Sébastopol — Sébastopol (Crimée, sud de l'Ukraine) est célèbre pour abriter la Flotte russe de la mer Noire. Mais les habitants de cette ville russophone et russophile craignent que la Flotte ne doive déménager si l'opposant Viktor Iouchtchenko remportait dimanche le scrutin présidentiel.

Une base russe de sous-marins, cachée sous une montagne, avait été construite tout près de Sébastopol à l'époque soviétique pour résister à une attaque nucléaire. À l'approche de la victoire probable d'un candidat prônant l'intégration du pays à l'Union européenne et l'Otan, on craint un autre type de coup de grâce pour les restes de la puissance militaire russe en Crimée.

Juste à l'extérieur de Sébastopol, à Balaklava, un réseau de tunnels inondés, qui avait jadis abrité des sous-marins porteurs de missiles nucléaires, est devenu une attraction touristique. Mais dans la ville même, la Russie loue encore des docks pour sa Flotte de la mer Noire et les habitants, en majorité russes, ne veulent pas voir celle-ci partir.

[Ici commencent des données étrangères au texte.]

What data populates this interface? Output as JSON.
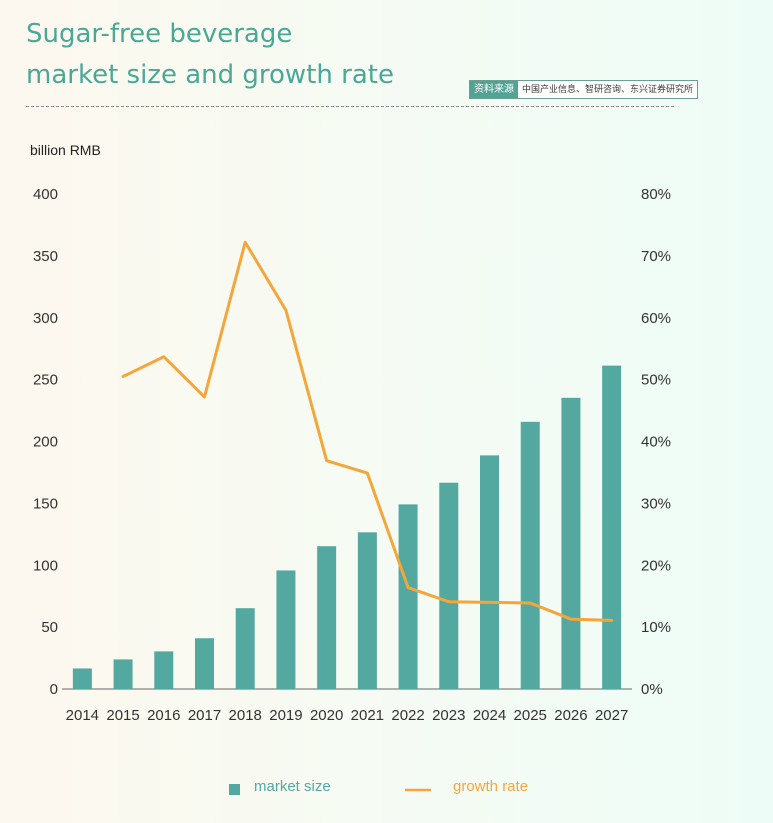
{
  "header": {
    "title_line1": "Sugar-free beverage",
    "title_line2": "market size and growth rate",
    "source_tag": "资料来源",
    "source_text": "中国产业信息、智研咨询、东兴证券研究所"
  },
  "colors": {
    "bar": "#53a9a0",
    "line": "#f5a63b",
    "title": "#4aa896"
  },
  "chart_data": {
    "type": "bar",
    "title": "Sugar-free beverage market size and growth rate",
    "ylabel": "billion RMB",
    "categories": [
      "2014",
      "2015",
      "2016",
      "2017",
      "2018",
      "2019",
      "2020",
      "2021",
      "2022",
      "2023",
      "2024",
      "2025",
      "2026",
      "2027"
    ],
    "ylim": [
      0,
      400
    ],
    "y_ticks": [
      0,
      50,
      100,
      150,
      200,
      250,
      300,
      350,
      400
    ],
    "y2lim": [
      0,
      80
    ],
    "y2_ticks": [
      "0%",
      "10%",
      "20%",
      "30%",
      "40%",
      "50%",
      "60%",
      "70%",
      "80%"
    ],
    "grid": false,
    "legend_position": "bottom",
    "series": [
      {
        "name": "market size",
        "type": "bar",
        "axis": "left",
        "values": [
          16.6,
          23.9,
          30.4,
          41.0,
          65.3,
          95.8,
          115.4,
          126.6,
          149.2,
          166.7,
          188.8,
          215.9,
          235.3,
          261.3
        ]
      },
      {
        "name": "growth rate",
        "type": "line",
        "axis": "right",
        "values": [
          null,
          50.5,
          53.7,
          47.2,
          72.2,
          61.2,
          36.9,
          34.9,
          16.4,
          14.1,
          14.0,
          13.9,
          11.3,
          11.1
        ]
      }
    ]
  },
  "legend": {
    "bar_label": "market size",
    "line_label": "growth rate"
  }
}
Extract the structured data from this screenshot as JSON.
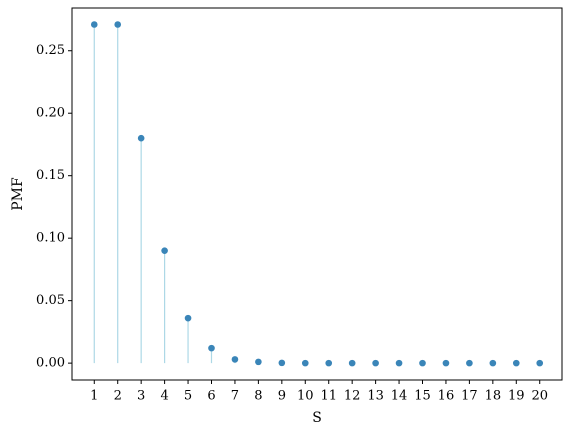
{
  "chart_data": {
    "type": "stem",
    "x_label": "S",
    "y_label": "PMF",
    "x": [
      1,
      2,
      3,
      4,
      5,
      6,
      7,
      8,
      9,
      10,
      11,
      12,
      13,
      14,
      15,
      16,
      17,
      18,
      19,
      20
    ],
    "values": [
      0.271,
      0.271,
      0.18,
      0.09,
      0.036,
      0.012,
      0.003,
      0.001,
      0.0002,
      0,
      0,
      0,
      0,
      0,
      0,
      0,
      0,
      0,
      0,
      0
    ],
    "color": "#3a85b8",
    "stem_color": "#add8e6",
    "xlim": [
      0.05,
      20.95
    ],
    "ylim": [
      -0.0135,
      0.2842
    ],
    "xticks": [
      1,
      2,
      3,
      4,
      5,
      6,
      7,
      8,
      9,
      10,
      11,
      12,
      13,
      14,
      15,
      16,
      17,
      18,
      19,
      20
    ],
    "yticks": [
      {
        "value": 0,
        "label": "0.00"
      },
      {
        "value": 0.05,
        "label": "0.05"
      },
      {
        "value": 0.1,
        "label": "0.10"
      },
      {
        "value": 0.15,
        "label": "0.15"
      },
      {
        "value": 0.2,
        "label": "0.20"
      },
      {
        "value": 0.25,
        "label": "0.25"
      }
    ]
  }
}
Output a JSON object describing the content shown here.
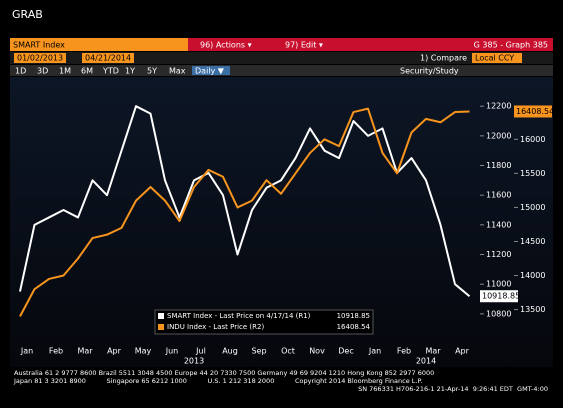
{
  "header": {
    "title": "GRAB"
  },
  "toolbar": {
    "security": "SMART Index",
    "actions": "96) Actions ▾",
    "edit": "97) Edit ▾",
    "graph": "G 385 - Graph 385",
    "start_date": "01/02/2013",
    "end_date": "04/21/2014",
    "compare": "1) Compare",
    "currency": "Local CCY",
    "periods": [
      "1D",
      "3D",
      "1M",
      "6M",
      "YTD",
      "1Y",
      "5Y",
      "Max"
    ],
    "frequency": "Daily ▼",
    "study": "Security/Study"
  },
  "chart_data": {
    "type": "line",
    "categories": [
      "Jan",
      null,
      "Feb",
      null,
      "Mar",
      null,
      "Apr",
      null,
      "May",
      null,
      "Jun",
      null,
      "Jul",
      null,
      "Aug",
      null,
      "Sep",
      null,
      "Oct",
      null,
      "Nov",
      null,
      "Dec",
      null,
      "Jan",
      null,
      "Feb",
      null,
      "Mar",
      null,
      "Apr",
      null
    ],
    "years": [
      {
        "label": "2013",
        "index": 12
      },
      {
        "label": "2014",
        "index": 28
      }
    ],
    "series": [
      {
        "name": "SMART Index - Last Price on 4/17/14 (R1)",
        "color": "#ffffff",
        "values": [
          10950,
          11400,
          11450,
          11500,
          11450,
          11700,
          11600,
          11900,
          12200,
          12150,
          11700,
          11450,
          11700,
          11750,
          11600,
          11200,
          11500,
          11650,
          11700,
          11850,
          12050,
          11900,
          11850,
          12100,
          12000,
          12050,
          11750,
          11850,
          11700,
          11400,
          11000,
          10918.85
        ]
      },
      {
        "name": "INDU Index - Last Price (R2)",
        "color": "#f7941d",
        "axis": "y2",
        "values": [
          13400,
          13800,
          13950,
          14000,
          14250,
          14550,
          14600,
          14700,
          15100,
          15300,
          15100,
          14800,
          15300,
          15550,
          15450,
          15000,
          15100,
          15400,
          15200,
          15500,
          15800,
          16000,
          15900,
          16400,
          16450,
          15800,
          15500,
          16100,
          16300,
          16250,
          16400,
          16408.54
        ]
      }
    ],
    "ylim": [
      10590,
      12390
    ],
    "yticks": [
      10800,
      11000,
      11200,
      11400,
      11600,
      11800,
      12000,
      12200
    ],
    "y2lim": [
      12980,
      16900
    ],
    "y2ticks": [
      13500,
      14000,
      14500,
      15000,
      15500,
      16000
    ]
  },
  "footer": {
    "lines": [
      "Australia 61 2 9777 8600 Brazil 5511 3048 4500 Europe 44 20 7330 7500 Germany 49 69 9204 1210 Hong Kong 852 2977 6000",
      "Japan 81 3 3201 8900          Singapore 65 6212 1000          U.S. 1 212 318 2000          Copyright 2014 Bloomberg Finance L.P.",
      "SN 766331 H706-216-1 21-Apr-14  9:26:41 EDT  GMT-4:00"
    ]
  }
}
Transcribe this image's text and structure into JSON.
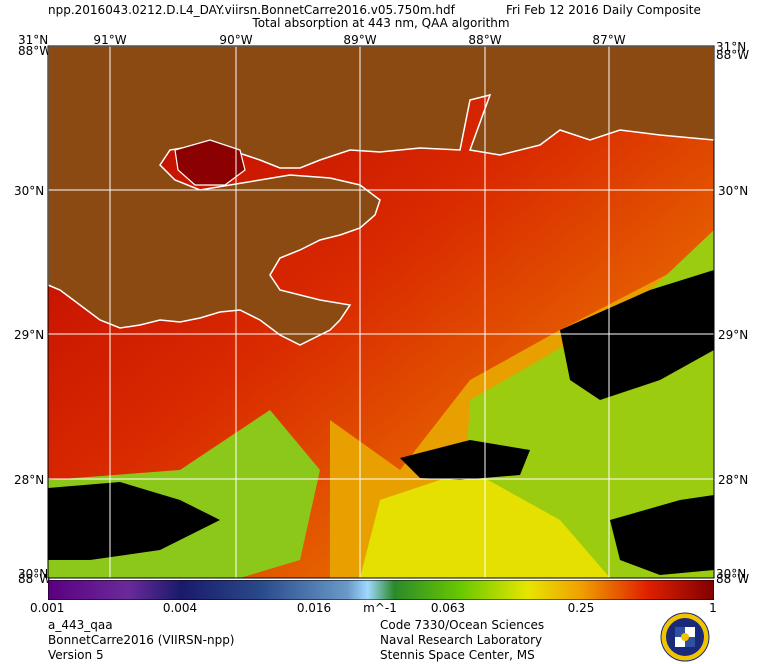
{
  "header": {
    "filename": "npp.2016043.0212.D.L4_DAY.viirsn.BonnetCarre2016.v05.750m.hdf",
    "date": "Fri Feb 12 2016 Daily Composite",
    "product": "Total absorption at 443 nm, QAA algorithm"
  },
  "map": {
    "lon_labels_top": [
      "91°W",
      "90°W",
      "89°W",
      "88°W",
      "87°W"
    ],
    "corner_top_left_lat": "31°N",
    "corner_top_left_lon": "88°W",
    "corner_top_right_lat": "31°N",
    "corner_top_right_lon": "88°W",
    "lat_labels_left": [
      "30°N",
      "29°N",
      "28°N"
    ],
    "lat_labels_right": [
      "30°N",
      "29°N",
      "28°N"
    ],
    "corner_bottom_left_lat": "30°N",
    "corner_bottom_left_lon": "88°W",
    "corner_bottom_right_lat": "30°N",
    "corner_bottom_right_lon": "88°W",
    "colors": {
      "land": "#8a4a12",
      "coast": "#ffffff",
      "cloud": "#000000"
    }
  },
  "colorbar": {
    "tick_labels": [
      "0.001",
      "0.004",
      "0.016",
      "m^-1",
      "0.063",
      "0.25",
      "1"
    ],
    "scale": "log",
    "range": [
      0.001,
      1
    ]
  },
  "footer": {
    "variable": "a_443_qaa",
    "region": "BonnetCarre2016 (VIIRSN-npp)",
    "version": "Version 5",
    "org_line1": "Code 7330/Ocean Sciences",
    "org_line2": "Naval Research Laboratory",
    "org_line3": "Stennis Space Center, MS"
  }
}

«La Flotte défend notre ville, dit Maxime, un étudiant de 20 ans qui garde plusieurs tentes montées pour la campagne électorale du candidat pro-russe Viktor Ianoukovitch. Je ne veux pas voir ici de bateaux américains ou turcs.» La Flotte russe de la mer Noire était à l'origine de la fondation de Sébastopol. Elle en est devenue depuis une partie intégrante. La base permet aux navires russes de patrouiller dans les eaux de la Méditerranée et du Proche-Orient, mais lorsque le bail expirera en 2017, une Ukraine pro-atlantique pourrait ne pas le renouveler.

Fondée par l'impératrice Catherine pour abriter la flotte russe après l'annexion en 1783 de la Crimée, jusqu'alors turque, Sébastopol a été et reste une ville majoritairement russe. Du temps de l'URSS, c'était une ville militaire fermée. Même les habitants des autres villes de Crimée ne pouvaient y entrer sans exhiber un permis spécial. Et après que Nikita Khrouchtchev eut cédé la Crimée à l'Ukraine en 1954, Sébastopol a continué à être administrée depuis Moscou.

Aussi les promesses de Ianoukovitch de faire progresser l'intégration avec la Russie sont-elles bien accueillies dans le sud et l'est de l'Ukraine, alors qu'une victoire d'Iouchtchenko y serait considérée comme une catastrophe. «Oui, Iouchtchenko est un bon économiste et un bon banquier, et si seulement ce salaud n'était pas pro-occidental, je pourrais presque voter pour lui», marmonne Viktor, ancien sous-marinier de 56 ans.

Quatre-vingt-neuf pour cent des habitants de Sébastopol ont voté pour Ianoukovitch lors du dernier tour le 21 novembre, annulé ensuite par la Cour suprême en raison de fraudes massives.

À la veille du scrutin de dimanche, Iouchtchenko a cherché à se concilier ne serait-ce que certains habitants de ce bastion pro-russe où les drapeaux russes sont plus nombreux sur les toits que les couleurs ukrainiennes.

Lors d'un débat télévisé avec son concurrent lundi dernier, le chef de l'opposition a assuré qu'il n'existait aucun plan pour «mettre Sébastopol à genoux», contrairement à ce que prétendent des sympathisants d'Ianoukovitch.